If you took even a passing glance at social media during the lockdown, you’d have been forgiven for assuming that we had a sudden and serious problem with dog theft in this country. Vicious gangs, perhaps hundreds strong, were roaming the near-empty countryside, it seemed. Swooping on unsuspecting pooches, spiriting them away and making them re-appear at the other end of the country. Pictures of weepy-eyed Spaniels found hundreds of miles from home kept cropping up in our newsfeeds. Except, of course, on closer inspection, it appeared that it was often a photo of the same dog, posted over and over again. The horrific excesses of these dognapping gangs were left to our imagination. There was talk of microchips being “cut-out” and whispers about what might have been happening to “Molly” and “Topsy” while they were in the clutches of these gangs. It didn’t bear thinking about but it was, no doubt, gruesome.
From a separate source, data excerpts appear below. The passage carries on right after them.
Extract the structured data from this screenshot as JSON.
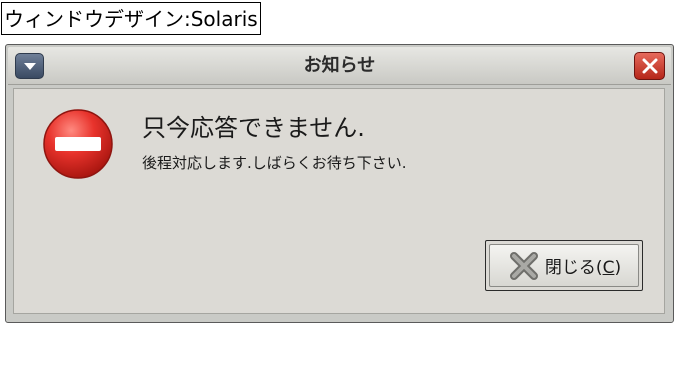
{
  "caption": "ウィンドウデザイン:Solaris",
  "window": {
    "title": "お知らせ"
  },
  "message": {
    "headline": "只今応答できません.",
    "detail": "後程対応します.しばらくお待ち下さい."
  },
  "buttons": {
    "close": {
      "label": "閉じる(",
      "mnemonic": "C",
      "suffix": ")"
    }
  },
  "icons": {
    "window_menu": "chevron-down-icon",
    "window_close": "close-icon",
    "message": "error-icon",
    "button": "close-x-icon"
  },
  "colors": {
    "error_red": "#e8332c",
    "close_button_red": "#c8382a",
    "content_background": "#dcdad5"
  }
}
So what was the truth of it? There’s no doubt that dog theft does occur. If there’s a way to make money out of something, we can be sure that someone will think up a way to make that money for themselves. Dogs are valuable in two ways. A pedigree pup, depending on the breed, can fetch up to €1000. There’s additional value to be had in an unsterilised pedigree animal of any age. The much publicised puppy-farms, where animals are kept in terrible conditions solely for breeding purposes, quite rightly give the owners of missing dogs a chill. Indeed, the Guards have been on the trail of the dog thieves for a long time. In August 2020, 10 suspected stolen dogs were found by Gardaí during the search of a property in Rathkeale, Co. Limerick.
It’s suspected that some stolen dogs are packed off to the U.K., where Springer Spaniels are sold as pets to their unsuspecting new owners for up to £2,000. Dog theft has been with us for a long time. Whether there was a real spike in this activity at the time of the lockdown is up for question. The cost of dogs as advertised online certainly spiked after March and with increased value comes increased incentive. However, An Garda Síochána stated in August that official figures for the first 6 months of the year did not “show a spike in recorded activity on the theft of dogs during the 1st half of 2020.” The total number of dogs involved in dog theft incidents in the first half of this year was 120. In 2019, it was 205. So, a downturn rather than an upsurge.
Whether it was lockdown-brewed hysteria or an actual upsurge in missing and stolen dogs, Peadar Tóibín of Aontú will be presenting a bill to the Dáil that, if enacted, would see anyone convicted of pet theft getting a minimum 10-month prison sentence. Deputy Tóibín said: “In recent months we’ve seen reports of the theft and resale of family pets. We have also heard reports of pets being taken for breeding purposes. It has been reported that professional gangs can make big money from this type of theft. It has even been suggested that thieves may leave a mark on the road in chalk or by tying a piece of string to a garden gate to target these houses for theft after dark. While it’s hard to get a picture of the prevalence of these thefts we in Aontú have been contacted by many devastated individuals in recent times whose pets have been stolen.”
While we can easily get a picture of the “prevalence of these thefts” by talking to An Garda Síochána, there’s no doubt that this crime has devastating consequences for loving pet owners who feel like they’re losing a family member when their dog goes missing.